The narrative that streaming is making the NFL unaffordable “has become a talking point for politicians and regulators,” but the data “tells a completely different story,” according to Rich Greenfield of LIGHTSHED PARTNERS. NFL games are “now spread across more services than ever,” but streaming competition has “splintered the old cable bundle, giving consumers the ability to pay only for what they want.” Fans can watch every NFL game this season -- a total of 272 games -- for “as little as approximately $600 or under $3 per game.” Strip out Sunday ticket, and fans can “catch all national matchups plus your local games for $217 with an antenna or under $400 entirely via a la carte streaming.” Greenfield: “To be fair, watching the NFL is more complicated than it used to be as no single service has everything, but consumers now have real choice.

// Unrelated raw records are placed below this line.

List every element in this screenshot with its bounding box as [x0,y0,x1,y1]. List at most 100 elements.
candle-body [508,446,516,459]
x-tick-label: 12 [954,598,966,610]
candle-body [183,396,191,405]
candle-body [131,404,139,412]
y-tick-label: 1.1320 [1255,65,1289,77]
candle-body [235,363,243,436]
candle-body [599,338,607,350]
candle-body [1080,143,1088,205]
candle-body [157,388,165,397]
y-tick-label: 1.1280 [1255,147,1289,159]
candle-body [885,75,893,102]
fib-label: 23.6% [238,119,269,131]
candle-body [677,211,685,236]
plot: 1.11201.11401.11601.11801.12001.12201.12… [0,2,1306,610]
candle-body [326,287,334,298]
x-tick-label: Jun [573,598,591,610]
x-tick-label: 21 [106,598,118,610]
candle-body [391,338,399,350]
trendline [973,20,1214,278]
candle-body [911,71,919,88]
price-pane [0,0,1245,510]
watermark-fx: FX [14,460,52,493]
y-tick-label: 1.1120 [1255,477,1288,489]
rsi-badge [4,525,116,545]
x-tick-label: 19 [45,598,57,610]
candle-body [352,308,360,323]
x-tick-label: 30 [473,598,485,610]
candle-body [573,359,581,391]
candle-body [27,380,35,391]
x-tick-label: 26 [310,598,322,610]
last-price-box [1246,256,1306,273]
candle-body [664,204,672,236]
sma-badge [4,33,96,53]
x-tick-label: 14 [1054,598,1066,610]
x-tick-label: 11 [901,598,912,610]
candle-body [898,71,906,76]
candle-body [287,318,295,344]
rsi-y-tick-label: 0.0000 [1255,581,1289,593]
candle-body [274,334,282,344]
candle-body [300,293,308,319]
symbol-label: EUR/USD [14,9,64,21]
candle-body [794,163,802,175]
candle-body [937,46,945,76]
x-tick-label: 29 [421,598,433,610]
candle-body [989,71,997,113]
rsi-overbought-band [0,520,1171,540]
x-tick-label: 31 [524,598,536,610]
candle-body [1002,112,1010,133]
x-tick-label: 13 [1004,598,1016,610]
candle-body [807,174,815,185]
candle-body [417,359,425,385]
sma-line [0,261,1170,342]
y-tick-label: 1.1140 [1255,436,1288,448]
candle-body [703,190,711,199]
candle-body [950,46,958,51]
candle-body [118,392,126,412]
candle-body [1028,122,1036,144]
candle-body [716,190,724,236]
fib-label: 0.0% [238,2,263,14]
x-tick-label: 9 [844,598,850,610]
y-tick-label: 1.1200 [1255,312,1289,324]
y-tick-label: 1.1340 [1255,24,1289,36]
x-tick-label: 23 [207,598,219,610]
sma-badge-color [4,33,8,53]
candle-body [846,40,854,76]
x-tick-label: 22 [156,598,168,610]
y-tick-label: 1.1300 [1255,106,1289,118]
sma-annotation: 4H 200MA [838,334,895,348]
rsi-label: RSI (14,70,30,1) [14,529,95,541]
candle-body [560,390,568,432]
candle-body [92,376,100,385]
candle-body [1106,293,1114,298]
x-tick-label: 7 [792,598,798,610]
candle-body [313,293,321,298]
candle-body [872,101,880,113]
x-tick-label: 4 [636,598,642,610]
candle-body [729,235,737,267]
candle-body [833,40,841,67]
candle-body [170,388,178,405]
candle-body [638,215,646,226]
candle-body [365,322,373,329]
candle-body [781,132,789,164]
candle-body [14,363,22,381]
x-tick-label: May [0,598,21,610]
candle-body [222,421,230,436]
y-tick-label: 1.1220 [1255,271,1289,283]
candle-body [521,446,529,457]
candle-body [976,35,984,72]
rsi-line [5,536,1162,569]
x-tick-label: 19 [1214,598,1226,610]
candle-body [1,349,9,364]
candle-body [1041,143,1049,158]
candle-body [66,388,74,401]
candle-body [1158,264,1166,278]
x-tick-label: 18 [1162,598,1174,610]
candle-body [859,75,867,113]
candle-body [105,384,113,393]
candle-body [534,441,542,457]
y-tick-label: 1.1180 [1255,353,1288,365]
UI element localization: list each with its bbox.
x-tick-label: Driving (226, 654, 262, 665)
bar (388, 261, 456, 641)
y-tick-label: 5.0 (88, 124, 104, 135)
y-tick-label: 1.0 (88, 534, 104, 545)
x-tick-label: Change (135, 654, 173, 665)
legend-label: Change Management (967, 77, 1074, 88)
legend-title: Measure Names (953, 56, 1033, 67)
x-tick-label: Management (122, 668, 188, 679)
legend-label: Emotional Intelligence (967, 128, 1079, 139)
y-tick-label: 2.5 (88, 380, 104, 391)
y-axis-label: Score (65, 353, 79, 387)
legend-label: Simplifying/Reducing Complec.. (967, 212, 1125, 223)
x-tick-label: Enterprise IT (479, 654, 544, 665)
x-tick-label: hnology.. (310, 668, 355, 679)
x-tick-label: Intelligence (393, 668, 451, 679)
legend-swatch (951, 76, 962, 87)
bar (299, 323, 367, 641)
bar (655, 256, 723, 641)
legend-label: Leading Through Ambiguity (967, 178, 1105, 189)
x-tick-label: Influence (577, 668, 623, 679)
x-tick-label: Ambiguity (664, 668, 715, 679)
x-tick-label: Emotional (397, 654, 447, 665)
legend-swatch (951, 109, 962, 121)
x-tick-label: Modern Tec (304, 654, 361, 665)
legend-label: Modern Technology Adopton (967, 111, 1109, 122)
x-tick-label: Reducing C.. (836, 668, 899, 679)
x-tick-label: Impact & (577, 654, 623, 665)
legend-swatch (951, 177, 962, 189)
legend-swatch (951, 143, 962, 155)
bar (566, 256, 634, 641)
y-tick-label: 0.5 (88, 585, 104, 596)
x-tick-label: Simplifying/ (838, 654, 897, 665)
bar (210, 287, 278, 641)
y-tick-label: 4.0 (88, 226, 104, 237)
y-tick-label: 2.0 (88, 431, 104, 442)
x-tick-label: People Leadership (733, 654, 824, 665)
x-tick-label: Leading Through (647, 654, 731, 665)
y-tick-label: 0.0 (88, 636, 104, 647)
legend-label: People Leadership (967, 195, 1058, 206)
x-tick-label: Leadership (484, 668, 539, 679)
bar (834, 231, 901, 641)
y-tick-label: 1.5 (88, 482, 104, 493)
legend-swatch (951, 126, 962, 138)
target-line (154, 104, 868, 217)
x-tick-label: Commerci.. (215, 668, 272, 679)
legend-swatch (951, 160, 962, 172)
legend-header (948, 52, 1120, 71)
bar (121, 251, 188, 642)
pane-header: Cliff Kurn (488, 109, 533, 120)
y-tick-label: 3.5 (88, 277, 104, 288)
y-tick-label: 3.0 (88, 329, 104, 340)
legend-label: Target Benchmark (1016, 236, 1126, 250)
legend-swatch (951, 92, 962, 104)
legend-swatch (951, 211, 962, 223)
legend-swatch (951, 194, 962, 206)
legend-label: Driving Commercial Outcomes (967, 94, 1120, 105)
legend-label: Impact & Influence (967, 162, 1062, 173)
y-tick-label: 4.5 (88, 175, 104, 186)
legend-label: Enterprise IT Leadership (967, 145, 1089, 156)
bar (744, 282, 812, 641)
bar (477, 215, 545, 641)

And for those willing to navigate multiple apps, the savings are meaningful” (LIGHTSHED PARTNERS, 5/13).

BECOMING AN AFTERTHOUGHT: SI’s Jimmy Traina wrote the Sunday package of games “becomes weaker and weaker thanks to the NFL selling off games here and there.” It appears that the 2026 season “will feature a more feeble Sunday slate than ever before.” Sunday Ticket “still has some value early in the season before the byes and the Saturday games.” But once Thanksgiving comes along in Week 12, Sunday Ticket “becomes an afterthought.” This year, a game that would have been played on Sunday will now be played on the Wednesday night before Thanksgiving. Then you have the three games on Thanksgiving. And this year, there will be two Black Friday games for the first time ever. Traina: “What’s left for Sunday at 1?” Many fans “love the Sunday at 1 window,” but the NFL is “making it such that you can blow off the early Sunday games because the schedule features nothing but duds.” Traina: “Unless you are a fan of an out-of-market team, I don’t see Sunday Ticket as the necessity it used to be in the past” (SI, 5/12).